Secondo me dovremmo andare in Parlamento tutti vestiti uguali (io la cravatta e la giacca le eviterei volentieri, ma per ora Beppe e Gian non ci hanno detto niente). Forse dovremmo anche andare in giro vestiti tutti uguali, noi cittadini a cinque Stelle, ma all'assemblea ognuno era conciato un po' come voleva. L'agenzia non mentiva, anche se non era il blog di Beppe. C'era quello "armato di zainetto e sneakers", che poi sono le scarpe da ginnastica. "Il taglio di capelli è prevalentemente corto", spiegava l'agenzia. Ed è vero. Molti coi capelli corti, altri invece lunghi, eppoi c'era Gian con quei riccioloni a cascata. "In spalla portano un Invicta, lo zainetto icona degli anni '80 (...), prevale il modello in tinta unita". Oh, di Invicta ce n'erano tanti e io non li vedevo dai tempi del collettivo Camilo Cienfuegos del liceo di Fano. Ma come fai ad andare in giro a trent'anni con l'Invicta? Un po' sfigato, no? Io ho un Eastpak che è una meraviglia. Secondo me è meglio, per i cittadini.

Da una parte poi c'era Vito col maglioncino che faceva un po' troppo Marchionne, per come la vedo io. A me i padroni non piacciono. Dall'altra Roberta, che "predilige il look da mamma, semplice ma ricercato". Ma tra i cittadini che per ora - e ripeto, per ora, che tanto prima o poi tocca anche a loro fare il capogruppo -, ecco tra i cittadini per ora meno in vista "si fa strada il look street e metropolitan", spiegava sempre l'agenzia. Io non so bene cosa vuol dire, ma secondo me è una roba tipo "casual", tanto per usare le parole di mamma. Insomma, anche qui un bel casino. E Beppe e Gian hanno trasformato il casino in un vero e proprio macello. Gian con la giacchetta grigia e la cravatta, Beppe con quel piumino che lo copre tutto, a metà tra Blade Runner e il subcomandante Marcos. Cioè, qui dobbiamo trovare la quadra, qui dobbiamo darci una linea anche sul guardaroba. Per come la vedo io sarebbe più carino ed elegante vestirsi tutti uguali. Se ci lasciano decidere il guardaroba me ne vado in crisi: le Clarks marroni consumate, i jeans azzurri a vita bassa, il maglioncino verde pistacchio con il collo a V e sotto una canotta blu che dice? Come mi colloco? Elegante no, ma dignitoso sì. Alla fine sono i miei gusti, però non se van bene per le Cinque Stelle. Vorrei capirlo, dove sta il bene.

Piesse. Oggi ho parlato di vestiti, che a parlare di politica faccio ancora fatica. Lascio fare a Beppe e Gian, che sanno il fatto loro. Non parlo di politica perché sono più confuso di ieri.

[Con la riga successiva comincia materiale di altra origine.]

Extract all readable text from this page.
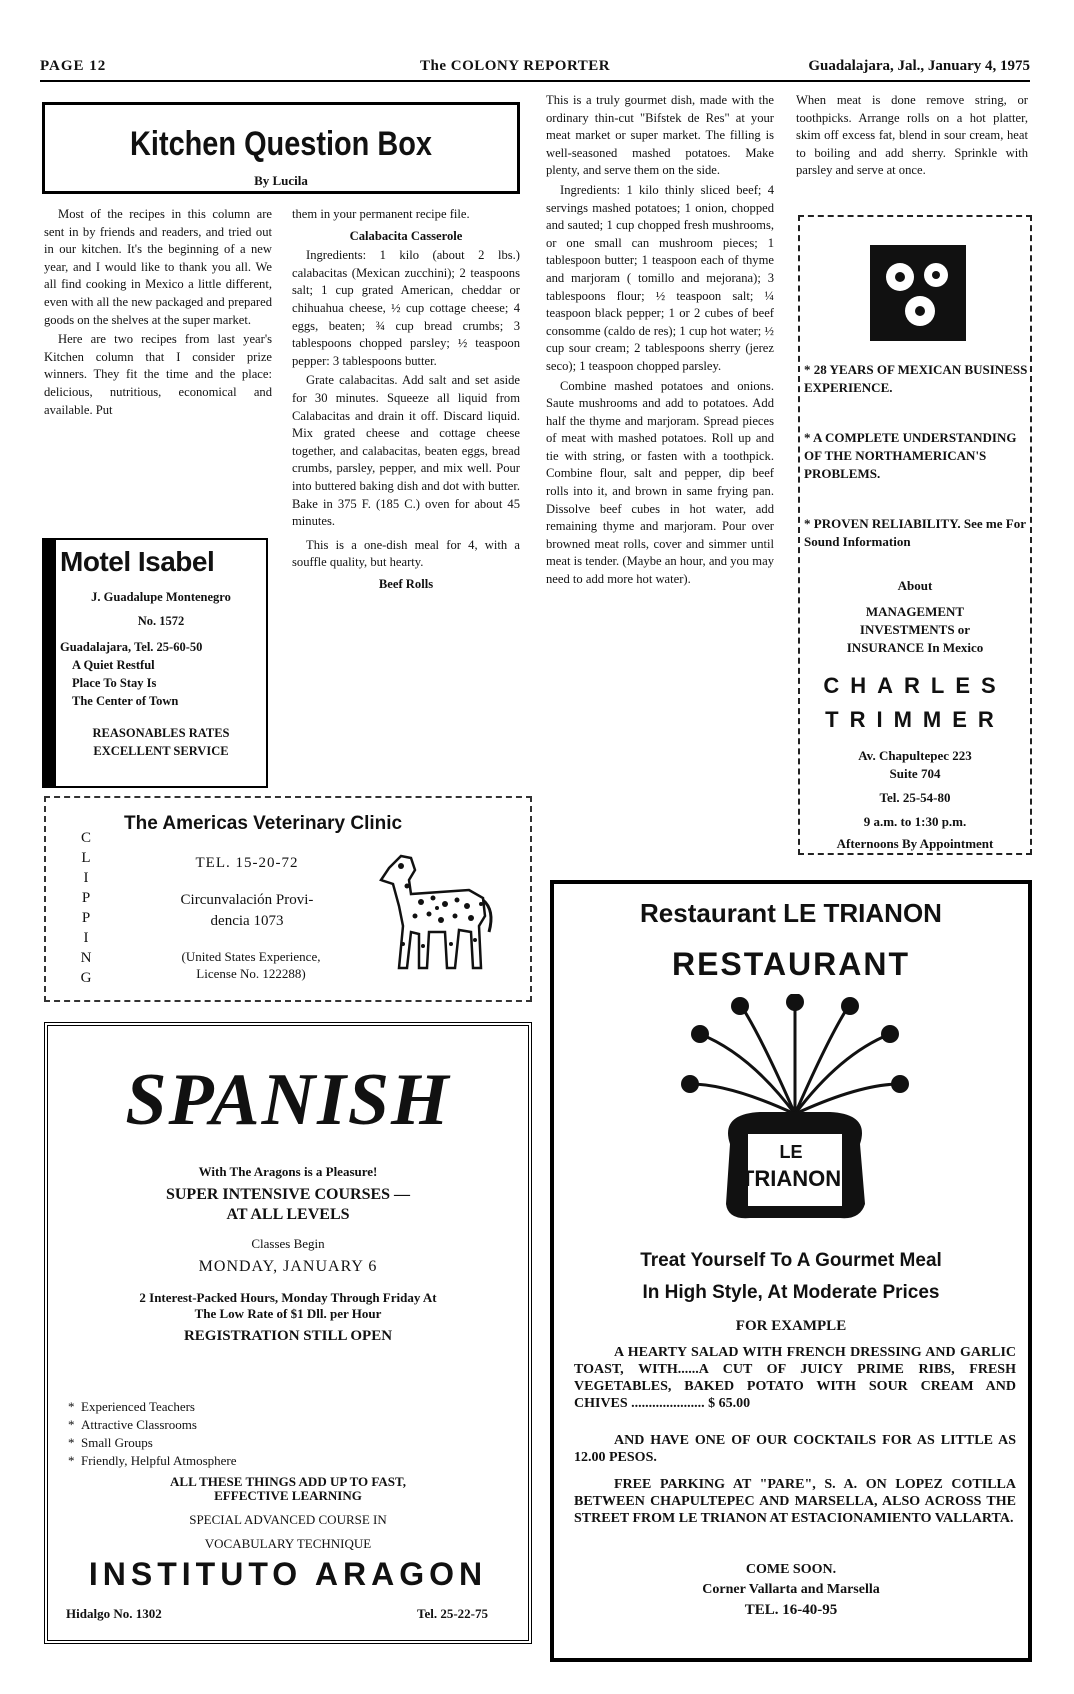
PAGE 12	The COLONY REPORTER	Guadalajara, Jal., January 4, 1975
Kitchen Question Box
By Lucila

Most of the recipes in this column are sent in by friends and readers, and tried out in our kitchen. It's the beginning of a new year, and I would like to thank you all. We all find cooking in Mexico a little different, even with all the new packaged and prepared goods on the shelves at the super market.

Here are two recipes from last year's Kitchen column that I consider prize winners. They fit the time and the place: delicious, nutritious, economical and available. Put

them in your permanent recipe file.

Calabacita Casserole

Ingredients: 1 kilo (about 2 lbs.) calabacitas (Mexican zucchini); 2 teaspoons salt; 1 cup grated American, cheddar or chihuahua cheese, ½ cup cottage cheese; 4 eggs, beaten; ¾ cup bread crumbs; 3 tablespoons chopped parsley; ½ teaspoon pepper: 3 tablespoons butter.

Grate calabacitas. Add salt and set aside for 30 minutes. Squeeze all liquid from Calabacitas and drain it off. Discard liquid. Mix grated cheese and cottage cheese together, and calabacitas, beaten eggs, bread crumbs, parsley, pepper, and mix well. Pour into buttered baking dish and dot with butter. Bake in 375 F. (185 C.) oven for about 45 minutes.

This is a one-dish meal for 4, with a souffle quality, but hearty.

Beef Rolls

This is a truly gourmet dish, made with the ordinary thin-cut "Bifstek de Res" at your meat market or super market. The filling is well-seasoned mashed potatoes. Make plenty, and serve them on the side.

Ingredients: 1 kilo thinly sliced beef; 4 servings mashed potatoes; 1 onion, chopped and sauted; 1 cup chopped fresh mushrooms, or one small can mushroom pieces; 1 tablespoon butter; 1 teaspoon each of thyme and marjoram ( tomillo and mejorana); 3 tablespoons flour; ½ teaspoon salt; ¼ teaspoon black pepper; 1 or 2 cubes of beef consomme (caldo de res); 1 cup hot water; ½ cup sour cream; 2 tablespoons sherry (jerez seco); 1 teaspoon chopped parsley.

Combine mashed potatoes and onions. Saute mushrooms and add to potatoes. Add half the thyme and marjoram. Spread pieces of meat with mashed potatoes. Roll up and tie with string, or fasten with a toothpick. Combine flour, salt and pepper, dip beef rolls into it, and brown in same frying pan. Dissolve beef cubes in hot water, add remaining thyme and marjoram. Pour over browned meat rolls, cover and simmer until meat is tender. (Maybe an hour, and you may need to add more hot water).

When meat is done remove string, or toothpicks. Arrange rolls on a hot platter, skim off excess fat, blend in sour cream, heat to boiling and add sherry. Sprinkle with parsley and serve at once.

Motel Isabel
J. Guadalupe Montenegro
No. 1572
Guadalajara, Tel. 25-60-50
A Quiet Restful
Place To Stay Is
The Center of Town
REASONABLES RATES
EXCELLENT SERVICE
The Americas Veterinary Clinic
C
L
I
P
P
I
N
G
TEL. 15-20-72
Circunvalación Provi-
dencia 1073
(United States Experience,
License No. 122288)
SPANISH
With The Aragons is a Pleasure!
SUPER INTENSIVE COURSES —
AT ALL LEVELS
Classes Begin
MONDAY, JANUARY 6
2 Interest-Packed Hours, Monday Through Friday At
The Low Rate of $1 Dll. per Hour
REGISTRATION STILL OPEN
*  Experienced Teachers
*  Attractive Classrooms
*  Small Groups
*  Friendly, Helpful Atmosphere
ALL THESE THINGS ADD UP TO FAST,
EFFECTIVE LEARNING
SPECIAL ADVANCED COURSE IN
VOCABULARY TECHNIQUE
INSTITUTO ARAGON
Hidalgo No. 1302	Tel. 25-22-75
* 28 YEARS OF MEXICAN BUSINESS EXPERIENCE.
* A COMPLETE UNDERSTANDING OF THE NORTHAMERICAN'S PROBLEMS.
* PROVEN RELIABILITY. See me For Sound Information
About
MANAGEMENT
INVESTMENTS or
INSURANCE In Mexico
CHARLES
TRIMMER
Av. Chapultepec 223
Suite 704
Tel. 25-54-80
9 a.m. to 1:30 p.m.
Afternoons By Appointment
Restaurant LE TRIANON
RESTAURANT
LE
TRIANON
Treat Yourself To A Gourmet Meal
In High Style, At Moderate Prices
FOR EXAMPLE
A HEARTY SALAD WITH FRENCH DRESSING AND GARLIC TOAST, WITH......A CUT OF JUICY PRIME RIBS, FRESH VEGETABLES, BAKED POTATO WITH SOUR CREAM AND CHIVES ..................... $ 65.00
AND HAVE ONE OF OUR COCKTAILS FOR AS LITTLE AS 12.00 PESOS.
FREE PARKING AT "PARE", S. A. ON LOPEZ COTILLA BETWEEN CHAPULTEPEC AND MARSELLA, ALSO ACROSS THE STREET FROM LE TRIANON AT ESTACIONAMIENTO VALLARTA.
COME SOON.
Corner Vallarta and Marsella
TEL. 16-40-95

Vito ha detto che il governo tecnico non gli va mica bene e che nessuno aveva capito un cazzo, Beppe ha ribadito che non vota la fiducia e ha aggiunto che il Movimento si allea solo con i movimenti, poi Roberta ha spiegato che ieri, sul fascismo, nessuno aveva capito un cazzo e che lei parlava del programma del 1919 (ma che è 'sto programma? Si trova online?), epperò i partigiani le hanno risposto dicendo che è una fascista ed erano incazzati neri. Qui è un gran casino. Per fortuna ci sono Beppe e Gian, che troveranno la quadra.